Glória Fácil...

...para Ana Sá Lopes (asl), Nuno Simas (ns) e João Pedro Henriques (JPH). Sobre tudo.[Correio para gfacil@gmail.com]

terça-feira, maio 4

A boçalidade está de volta…

…à blogosfera, pela pena de Vasco Rato, que na TV até parece uma pessoa muito civilizada.

O conhecido pensador acha que os barnabés “sucumbem à lógica do quanto pior melhor"; que “rejubilam” com a morte de soldados norte-americanos; que “deitam foguetes” quando morrem civis iraquianos; e que, no fundo, “choram lágrimas de crocodilo” pelas vítimas da guerra “porque o mais importante é marcar pontos políticos”. Eu julgava, na minha infinita ingenuidade, que esta boçalidade argumentativa já estava em decadência na blogosfera. Enganei-me, claro.

A boçalidade caracteriza-se por recorrer sistematicamente a processos de intenção. Parte sempre do mesmo “axioma”: quem é contra a guerra é pelo terrorismo (em geral) e pelo Saddam (em particular). A partir daí, vale tudo: quem diz que as coisas estão a correr mal no Iraque “rejubila” com isso, “deita foguetes”, “chora lágrimas de crocodilo” pelas vítimas, vive, enfim, na “lógica do quanto pior melhor”.

É escusado explicar-lhes que ser contra esta guerra não implica ser pelo terrorismo (nem sequer implica ser pacifista, o que eu não sou).

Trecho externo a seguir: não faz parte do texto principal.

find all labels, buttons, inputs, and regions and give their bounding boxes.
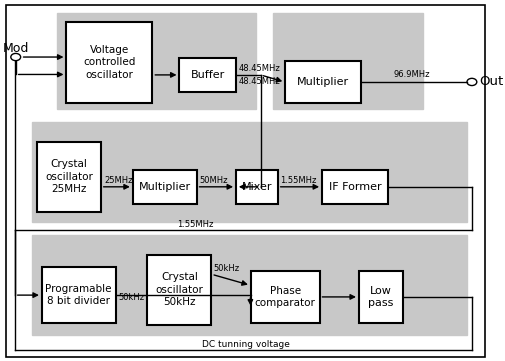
Text: Out: Out	[478, 75, 502, 88]
Bar	[66, 22, 152, 103]
Text: Multiplier: Multiplier	[138, 182, 190, 192]
Text: Voltage
controlled
oscillator: Voltage controlled oscillator	[83, 45, 135, 80]
Bar	[272, 13, 422, 109]
Text: 1.55MHz: 1.55MHz	[280, 176, 316, 185]
Text: 50kHz: 50kHz	[214, 264, 239, 273]
Bar	[179, 58, 235, 92]
Text: Programable
8 bit divider: Programable 8 bit divider	[45, 284, 112, 306]
Text: 1.55MHz: 1.55MHz	[177, 219, 213, 229]
Bar	[147, 255, 211, 325]
Text: 50kHz: 50kHz	[118, 293, 144, 302]
Text: Phase
comparator: Phase comparator	[254, 286, 315, 308]
Text: Crystal
oscillator
50kHz: Crystal oscillator 50kHz	[155, 272, 203, 307]
Bar	[37, 142, 100, 212]
Text: IF Former: IF Former	[328, 182, 381, 192]
Text: Low
pass: Low pass	[368, 286, 393, 308]
Text: 96.9MHz: 96.9MHz	[392, 70, 429, 79]
Text: DC tunning voltage: DC tunning voltage	[201, 340, 289, 349]
Bar	[250, 271, 319, 323]
Bar	[235, 170, 277, 204]
Bar	[321, 170, 387, 204]
Text: Buffer: Buffer	[190, 70, 224, 80]
Bar	[57, 13, 255, 109]
Bar	[42, 267, 115, 323]
Bar	[32, 122, 466, 222]
Text: 25MHz: 25MHz	[105, 176, 133, 185]
Bar	[358, 271, 402, 323]
Text: 48.45MHz: 48.45MHz	[238, 77, 280, 86]
Bar	[32, 235, 466, 335]
Text: 50MHz: 50MHz	[198, 176, 227, 185]
Text: 48.45MHz: 48.45MHz	[238, 64, 280, 73]
Text: Crystal
oscillator
25MHz: Crystal oscillator 25MHz	[45, 159, 92, 194]
Text: Mixer: Mixer	[241, 182, 272, 192]
Text: Mod: Mod	[3, 42, 29, 55]
Bar	[284, 61, 361, 103]
Text: Multiplier: Multiplier	[296, 77, 348, 87]
Bar	[132, 170, 196, 204]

É escusado explicar-lhes porque receiam que só o acto de ouvir signifique ceder. Isto é, reconhecer pelo menos alguma razão a quem se opôs à guerra.

Ora isso é-lhes inadmissível. A guerra pode estar a ser perdida no terreno (ganha não está, de certeza); mas de modo algum pode ser perdida no espaço público. Encaram isso como o princípio do fim. Por outras palavras: o debate não é encarado como debate, é só mais um campo de batalha. A boçalidade argumentativa permite ainda aos seus autores manterem uma razoável dose de alheamento face a uma realidade no terreno que lhes é profundamente desconfortável porque, entre outros factores, sabem ser bastante responsáveis por ela.

É também própria de pensadores profundamente sectários ou mesmo totalitários. Foi desta massa que se moldaram em Portugal “verdades” do género “Tudo pela Nação, nada contra a Nação”. Também foi desta massa que se moldaram os argumentários que permitiram ao PCP andar décadas e décadas a afastar das suas fileiras todos os que tinham dúvidas sobre os “amanhãs que cantam” do outro lado do Muro. Qualquer sinal de diferença é imediatamente diabolizado. Com a diferença não se cohabita; a diferença elimina-se, expulsa-se, apaga-se, seja por que meio for – porque aqui os fins justificam os meios.

Há uma verdade incontornável: foram argumentários boçais deste genéro que criaram o caldo de cultura onde se forjou a actual situação no Iraque. A culpa não é, certamente, de Vasco Rato. Mas é certamente dos vascos ratos norte-americanos que constituem a “entourage” intelectual do sr. Bush. E que inspiram o nosso pensador.

PS – Já sei que alguém há-de dizer que este texto é uma “encomenda” do Barnabé, etc, etc, etc. Também esse argumento caracteriza a tal boçalidade.